El árbol milenario que desafía el tiempo en la Patagonia
Un testigo silencioso de la historia natural y cultural
En el corazón de la Patagonia, un ser vivo desafía la lógica del tiempo: el “Alerce Abuelo”, con más de 2,600 años, se erige como testigo silencioso de la historia natural y humana de Sudamérica. Su existencia se remonta a épocas en las que el mundo era un vasto bosque…

En el corazón de la Patagonia, un ser vivo desafía la lógica del tiempo: el “Alerce Abuelo”, con más de 2,600 años, se erige como testigo silencioso de la historia natural y humana de Sudamérica. Su existencia se remonta a épocas en las que el mundo era un vasto bosque y fronteras desconocidas, mucho antes de la fundación de Roma y la invención de la escritura. Hoy, este majestuoso árbol se alza en el Parque Nacional Los Alerces, en la provincia de Chubut, invitando a una profunda reflexión sobre la escala del tiempo.
En un paisaje dominado por lagos, lluvias persistentes y bosques húmedos, el Alerce Abuelo crece a un ritmo casi imperceptible, sumando apenas un milímetro de diámetro cada año. Este crecimiento lento ha permitido que alcance 57 metros de altura y 2.8 metros de diámetro, dotándolo de una madera extremadamente densa y resistente, capaz de desafiar plagas, podredumbre y las inclemencias del clima. La especie Fitzroya cupressoides, a la que pertenece el Alerce Abuelo, es venerada por su longevidad, recordando la fragilidad de la vida humana ante la majestuosidad de la naturaleza.

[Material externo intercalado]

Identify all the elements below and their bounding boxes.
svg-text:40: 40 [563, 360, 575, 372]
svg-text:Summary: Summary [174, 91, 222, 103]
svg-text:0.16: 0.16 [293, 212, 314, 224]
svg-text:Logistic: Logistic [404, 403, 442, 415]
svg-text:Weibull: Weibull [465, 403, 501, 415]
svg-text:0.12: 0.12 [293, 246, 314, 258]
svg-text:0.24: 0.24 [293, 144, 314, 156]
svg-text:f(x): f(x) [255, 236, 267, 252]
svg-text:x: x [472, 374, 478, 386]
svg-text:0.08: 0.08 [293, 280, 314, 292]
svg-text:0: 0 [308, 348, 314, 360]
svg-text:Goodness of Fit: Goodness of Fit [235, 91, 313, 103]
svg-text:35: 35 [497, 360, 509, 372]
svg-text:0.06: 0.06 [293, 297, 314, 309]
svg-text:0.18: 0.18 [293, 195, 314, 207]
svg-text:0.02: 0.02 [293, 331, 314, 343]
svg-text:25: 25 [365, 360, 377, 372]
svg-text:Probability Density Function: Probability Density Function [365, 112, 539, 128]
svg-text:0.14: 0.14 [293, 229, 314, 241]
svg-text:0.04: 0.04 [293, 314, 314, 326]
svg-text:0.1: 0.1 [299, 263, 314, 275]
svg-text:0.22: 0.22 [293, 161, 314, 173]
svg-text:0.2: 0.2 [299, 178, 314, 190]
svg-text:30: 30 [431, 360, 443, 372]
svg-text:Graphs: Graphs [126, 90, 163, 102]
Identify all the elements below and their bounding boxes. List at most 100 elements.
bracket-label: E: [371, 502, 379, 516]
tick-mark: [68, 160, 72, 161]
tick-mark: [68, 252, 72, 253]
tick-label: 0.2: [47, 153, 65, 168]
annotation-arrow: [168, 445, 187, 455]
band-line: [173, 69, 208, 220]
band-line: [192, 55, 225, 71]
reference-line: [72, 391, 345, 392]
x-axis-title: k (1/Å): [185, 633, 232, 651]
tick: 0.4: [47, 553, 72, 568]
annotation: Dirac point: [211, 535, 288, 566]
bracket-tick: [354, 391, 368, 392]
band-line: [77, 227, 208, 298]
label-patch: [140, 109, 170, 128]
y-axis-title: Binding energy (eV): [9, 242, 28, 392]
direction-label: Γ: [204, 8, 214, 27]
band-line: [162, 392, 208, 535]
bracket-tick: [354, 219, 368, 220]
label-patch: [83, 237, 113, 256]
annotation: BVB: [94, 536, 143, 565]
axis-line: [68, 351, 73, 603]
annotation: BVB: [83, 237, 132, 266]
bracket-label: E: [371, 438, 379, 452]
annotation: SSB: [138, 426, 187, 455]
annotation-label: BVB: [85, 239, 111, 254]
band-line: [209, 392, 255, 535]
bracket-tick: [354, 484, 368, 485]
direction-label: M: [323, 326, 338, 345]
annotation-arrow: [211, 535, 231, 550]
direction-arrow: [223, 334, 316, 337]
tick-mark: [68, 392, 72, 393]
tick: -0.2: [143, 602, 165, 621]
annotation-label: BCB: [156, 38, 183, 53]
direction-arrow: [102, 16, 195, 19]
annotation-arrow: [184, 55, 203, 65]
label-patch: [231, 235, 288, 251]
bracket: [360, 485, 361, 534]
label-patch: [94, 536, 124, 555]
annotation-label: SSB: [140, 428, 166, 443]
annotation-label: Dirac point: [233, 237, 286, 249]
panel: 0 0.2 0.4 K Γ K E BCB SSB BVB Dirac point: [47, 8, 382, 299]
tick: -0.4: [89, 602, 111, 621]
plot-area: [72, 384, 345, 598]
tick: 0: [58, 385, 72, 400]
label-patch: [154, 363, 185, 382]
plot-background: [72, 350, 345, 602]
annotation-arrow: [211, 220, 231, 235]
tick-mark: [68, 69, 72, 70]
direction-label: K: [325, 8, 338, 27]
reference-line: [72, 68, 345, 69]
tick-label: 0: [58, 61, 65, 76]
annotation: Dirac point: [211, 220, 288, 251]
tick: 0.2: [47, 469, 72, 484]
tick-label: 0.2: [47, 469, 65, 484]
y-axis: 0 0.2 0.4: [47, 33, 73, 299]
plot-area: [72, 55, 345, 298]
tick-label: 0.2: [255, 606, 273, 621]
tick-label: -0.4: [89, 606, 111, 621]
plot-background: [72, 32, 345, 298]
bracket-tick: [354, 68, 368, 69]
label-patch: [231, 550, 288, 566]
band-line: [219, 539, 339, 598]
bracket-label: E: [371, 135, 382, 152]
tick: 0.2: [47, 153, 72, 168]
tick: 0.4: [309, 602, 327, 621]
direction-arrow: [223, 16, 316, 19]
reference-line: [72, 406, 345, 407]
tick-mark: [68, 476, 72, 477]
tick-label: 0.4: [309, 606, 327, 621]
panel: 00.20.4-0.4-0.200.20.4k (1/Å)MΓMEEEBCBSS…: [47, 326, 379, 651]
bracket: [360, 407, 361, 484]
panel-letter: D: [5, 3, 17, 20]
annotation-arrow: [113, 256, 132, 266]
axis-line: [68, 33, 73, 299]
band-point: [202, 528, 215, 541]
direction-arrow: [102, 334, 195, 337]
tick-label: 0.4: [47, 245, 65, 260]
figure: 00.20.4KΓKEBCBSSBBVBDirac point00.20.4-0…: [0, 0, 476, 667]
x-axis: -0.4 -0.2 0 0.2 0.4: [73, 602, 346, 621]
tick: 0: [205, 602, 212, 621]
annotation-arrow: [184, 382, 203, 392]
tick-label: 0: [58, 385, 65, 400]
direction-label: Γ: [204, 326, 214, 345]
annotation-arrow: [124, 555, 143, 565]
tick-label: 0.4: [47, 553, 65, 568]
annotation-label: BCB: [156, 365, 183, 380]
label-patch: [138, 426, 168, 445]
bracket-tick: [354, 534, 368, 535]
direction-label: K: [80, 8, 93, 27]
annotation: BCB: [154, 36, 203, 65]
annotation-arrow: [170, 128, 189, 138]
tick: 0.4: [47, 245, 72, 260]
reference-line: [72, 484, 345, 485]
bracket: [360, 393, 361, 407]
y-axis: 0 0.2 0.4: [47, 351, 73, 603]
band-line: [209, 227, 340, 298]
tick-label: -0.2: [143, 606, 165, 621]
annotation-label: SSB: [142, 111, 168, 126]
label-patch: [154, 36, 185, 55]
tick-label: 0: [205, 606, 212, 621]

El Parque Nacional Los Alerces, declarado Patrimonio Mundial por la UNESCO en 2017, protege más de 260,000 hectáreas de bosques andino-patagónicos. El sector donde habita el Alerce Abuelo tiene un acceso muy restringido; se puede llegar únicamente navegando el Lago Menéndez y recorriendo a pie un sendero que atraviesa vegetación autóctona. Esta dificultad natural ha sido clave para la preservación del árbol a lo largo de los siglos. Las medidas de conservación son estrictas. El contacto directo con el árbol está prohibido, y los visitantes deben someterse a procesos de desinfección antes de acercarse. El Alerce Abuelo se observa desde aproximadamente un metro y medio de distancia, y cada año, solo una pequeña fracción de los turistas que llegan al parque puede completar la excursión hasta el Alerzal Milenario.
El Alerce Abuelo no solo es un monumento natural; su impresionante antigüedad lo convierte en un archivo viviente que conserva información sobre cambios climáticos, biodiversidad y transformaciones ambientales de la región. Este árbol de 2,630 años es uno de los principales atractivos del parque, habiendo sobrevivido a volcanes, incendios, glaciaciones y la intervención humana. Su madera, valiosa y resistente, fue codiciada durante siglos para la construcción, aunque la inaccesibilidad del área ha sido crucial para su preservación. En 2026, se registraron incendios en la Patagonia, y aunque un foco se detectó cerca del Alerce Abuelo, el fuego avanzó en dirección opuesta, manteniendo al árbol fuera de peligro.
Para los pueblos originarios mapuche y tehuelche, estos árboles son mucho más que seres vivos; son espíritus tutelares que custodian el bosque y conectan a los vivos con sus ancestros. El Alerce Abuelo, conocido como “lahuán”, es considerado un ser sagrado que protege la tierra y vincula a los vivos con aquellos que ya no están. Este majestuoso árbol no solo representa la segunda especie de árbol vivo más antigua de la Tierra, sino que también encarna una profunda conexión cultural y espiritual con la naturaleza.